O parto aconteceu às 3h30 do dia 14/6 e a recém-nascida foi levada direto para internação. Depois da retirada da placenta, uma médica procurou Mirella para avisá-la que a criança não estava bem. A partir daí, ela conta que surgiu a dificuldade para entender qual era a condição da sua filha e o que estava acontecendo. 

“Quando ela nasceu, já tiraram de mim. Eu nem peguei ela, nem nada. Eles tiraram de mim, colocaram ela no bercinho e as enfermeiras ficaram todas em volta”, conta a mãe. 

Ela narra que a menina nasceu sem oxigênio e com o cordão umbilical com pelo menos duas voltas enroladas em seu pescoço. Internada desde o parto, a bebê foi batizada de Alissia e só foi vista de longe pelos familiares, que tentam juntar informações para entender ao certo o que levou ao problema.

“Ninguém sabe me dizer nem quanto tempo ela ficou sem respirar depois que ela nasceu”, desabafa Mirella. Ela deixou o terceiro ano do Ensino Médio no ano passado, quando descobriu a gravidez e, nos últimos dias, sua rotina tem sido ir e voltar do hospital o dia todo. Nessa quarta-feira (26/6), 12 dias depois do parto, Mirella pôde amamentar a criança pela primeira vez. Até então, o leite dela era retirado pelas enfermeiras e oferecido à bebê.

A avó Lilian conta que o processo todo tem sido uma grande frustração. “A bebê nasceu com 3,330 kg e no tempo certo de gestação. Era para ter nascido super saudável. Minha frustração é gigantesca, pois minha filha teve uma gestação muito saudável, com todas as consultas de pré-natal e exames em ordem. Durante a internação, me impediram até de fotografar a minha neta”, desabafa. 

“Desidratada, abalada psicologicamente”

Depois do parto, Mirella ficou separada da criança e só foi levada à sala de internação na tarde de sábado (15/6). Segundo foi informado a ela, a prioridade do quarto é para mães acompanhadas de seus bebês.

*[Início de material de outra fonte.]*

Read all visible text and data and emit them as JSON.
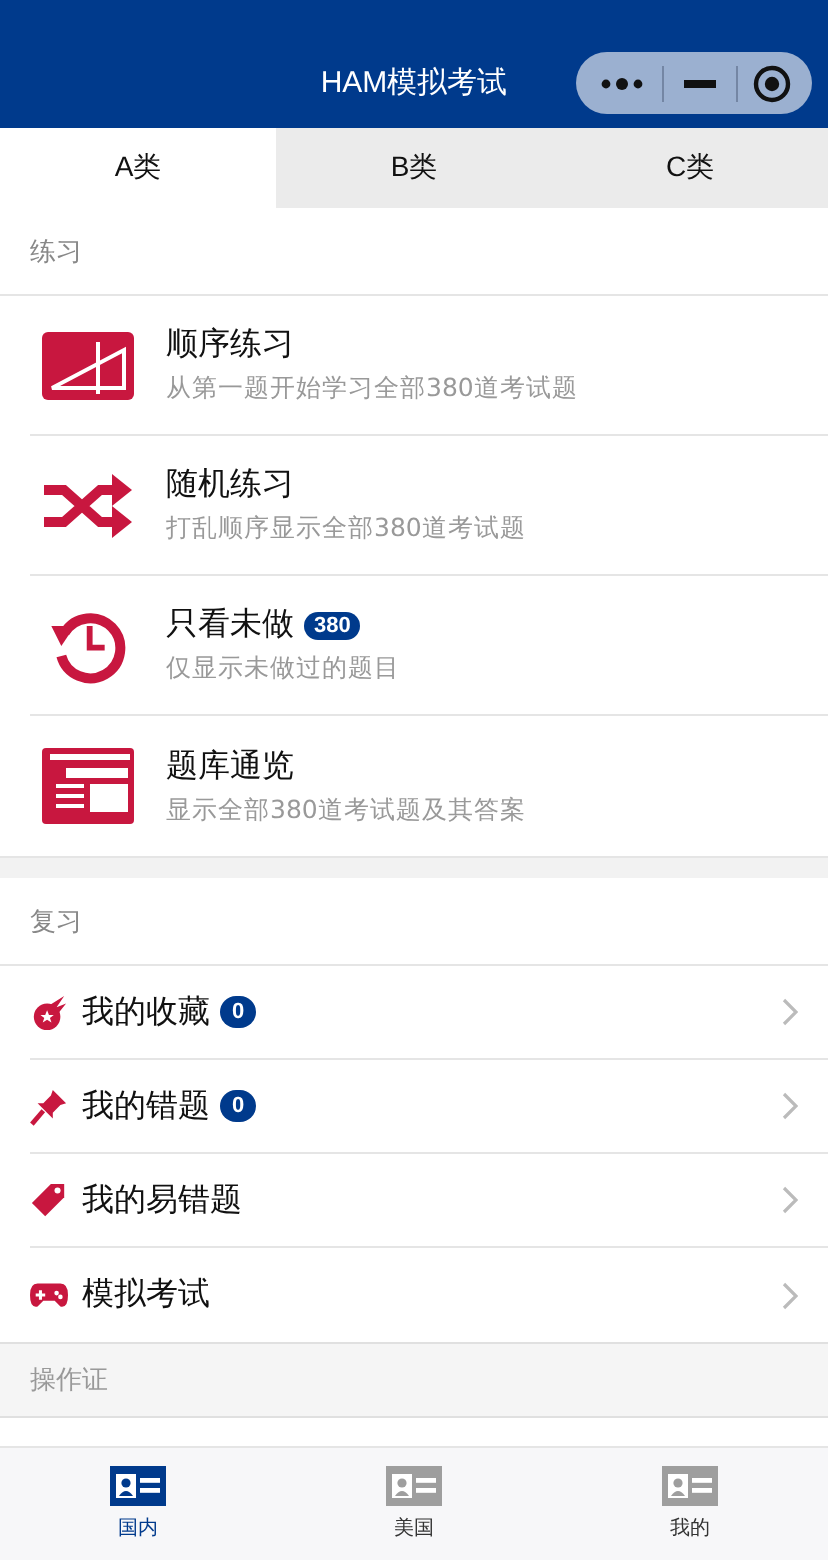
{
  "header": {
    "title": "HAM模拟考试"
  },
  "tabs": [
    {
      "label": "A类",
      "selected": true
    },
    {
      "label": "B类",
      "selected": false
    },
    {
      "label": "C类",
      "selected": false
    }
  ],
  "practice": {
    "heading": "练习",
    "items": [
      {
        "title": "顺序练习",
        "subtitle": "从第一题开始学习全部380道考试题"
      },
      {
        "title": "随机练习",
        "subtitle": "打乱顺序显示全部380道考试题"
      },
      {
        "title": "只看未做",
        "badge": "380",
        "subtitle": "仅显示未做过的题目"
      },
      {
        "title": "题库通览",
        "subtitle": "显示全部380道考试题及其答案"
      }
    ]
  },
  "review": {
    "heading": "复习",
    "items": [
      {
        "title": "我的收藏",
        "badge": "0"
      },
      {
        "title": "我的错题",
        "badge": "0"
      },
      {
        "title": "我的易错题"
      },
      {
        "title": "模拟考试"
      }
    ]
  },
  "license": {
    "heading": "操作证"
  },
  "bottom_nav": [
    {
      "label": "国内",
      "selected": true
    },
    {
      "label": "美国",
      "selected": false
    },
    {
      "label": "我的",
      "selected": false
    }
  ]
}
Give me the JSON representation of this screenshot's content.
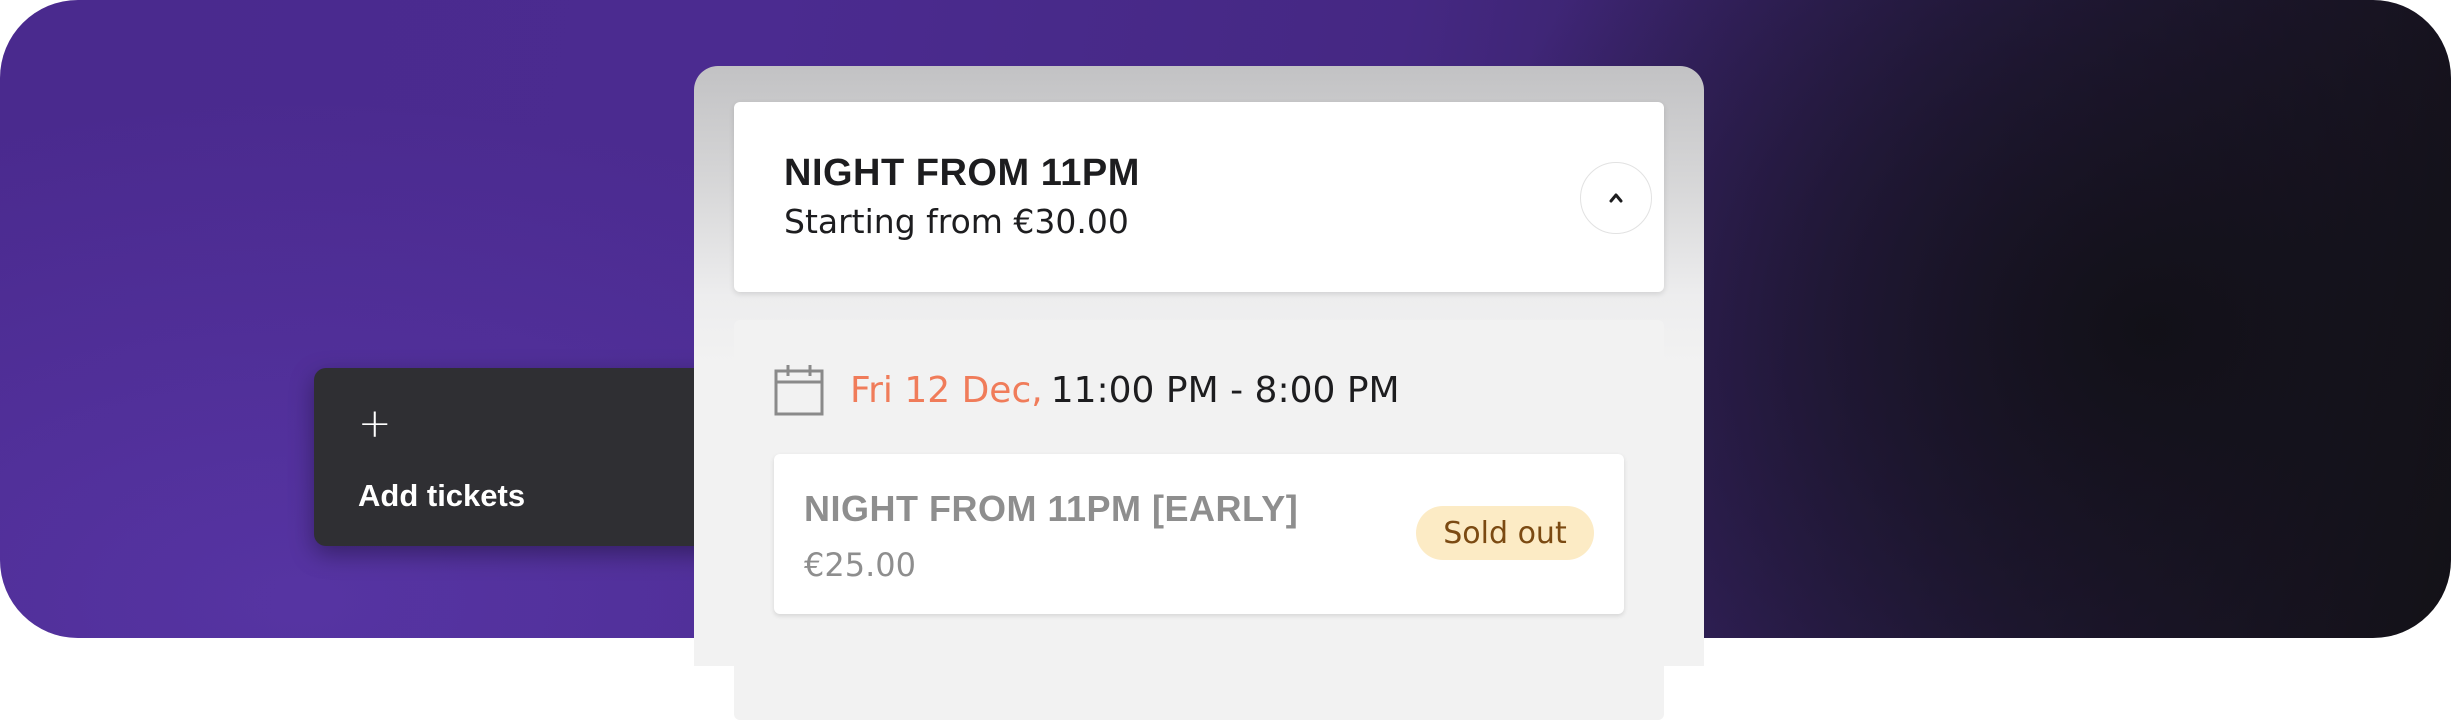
{
  "add_tickets": {
    "icon": "plus-icon",
    "label": "Add tickets"
  },
  "header": {
    "title": "NIGHT FROM 11PM",
    "subtitle": "Starting from €30.00",
    "collapse_icon": "chevron-up-icon"
  },
  "session": {
    "calendar_icon": "calendar-icon",
    "date": "Fri 12 Dec,",
    "time": "11:00 PM - 8:00 PM"
  },
  "tickets": [
    {
      "name": "NIGHT FROM 11PM [EARLY]",
      "price": "€25.00",
      "status": "Sold out"
    }
  ],
  "colors": {
    "accent_date": "#f07c5a",
    "sold_out_bg": "#fcebc5",
    "sold_out_text": "#7b4a12",
    "background": "#4a2a8e"
  }
}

No horário de visitas, Lilian encontrou a filha, que havia acabado de dar à luz, com pouca assistência. Um drama agravado pelo desconhecimento sobre a situação da bebê.  

“Minha filha estava com a boca extremamente seca, com fome. Não havia água para ela. Fui informada que não havia copos pois estava em falta. Peguei uma garrafa de outra paciente e dei um pouco à minha filha, que até então, não havia nem visto sua bebê e seguíamos sem nenhuma informação dela. Minha filha estava visivelmente desidratada, abalada psicologicamente”, diz Lilian.

Na noite de sábado (15/6), Mirella conseguiu ver a criança pela primeira vez, na UTI, onde Alissia está desde então, sem previsão de alta.

Violência obstétrica 

Lilian entrou com um pedido de esclarecimentos na ouvidoria do Hospital Vila Nova Cachoeirinha para entender o que aconteceu durante o parto. Na solicitação, obtida pelo Metrópoles, ela questiona a forma como Mirella foi atendida desde o momento em que chegou à maternidade até a falta de acesso ao prontuário médico.

Uma enfermeira obstetra consultada pelo Metrópoles explicou que o caso pode ser configurado como violência obstétrica, termo usado para designar práticas irregulares cometidas com gestantes. 

Segundo a Organização Mundial da Saúde (OMS), a violência obstétrica pode ser difícil de ser identificada, mas acontece quando uma gestante passa por um processo de constrangimento no processo de parto.

Não é necessário acontecer violência física, e o termo abrange os casos em que a mulher passa por abusos verbais, é restringida de ter a presença de acompanhante, passa por procedimentos médicos não consentidos, violação de privacidade, recusa de administrar analgésicos, entre outros. 

Segundo a OMS, adolescentes, assim como mulheres solteiras, de baixo poder aquisitivo, e minorias étnicas são mais propensas a passar por esse tipo de circunstância.

O Hospital Vila Nova Cachoeirinha foi procurado pelo Metrópoles nessa terça-feira (25/6), por meio da Secretaria Municipal de Saúde. Nessa quarta (26/6), a secretaria informou, por meio de nota, que “o caso está sendo apurado”.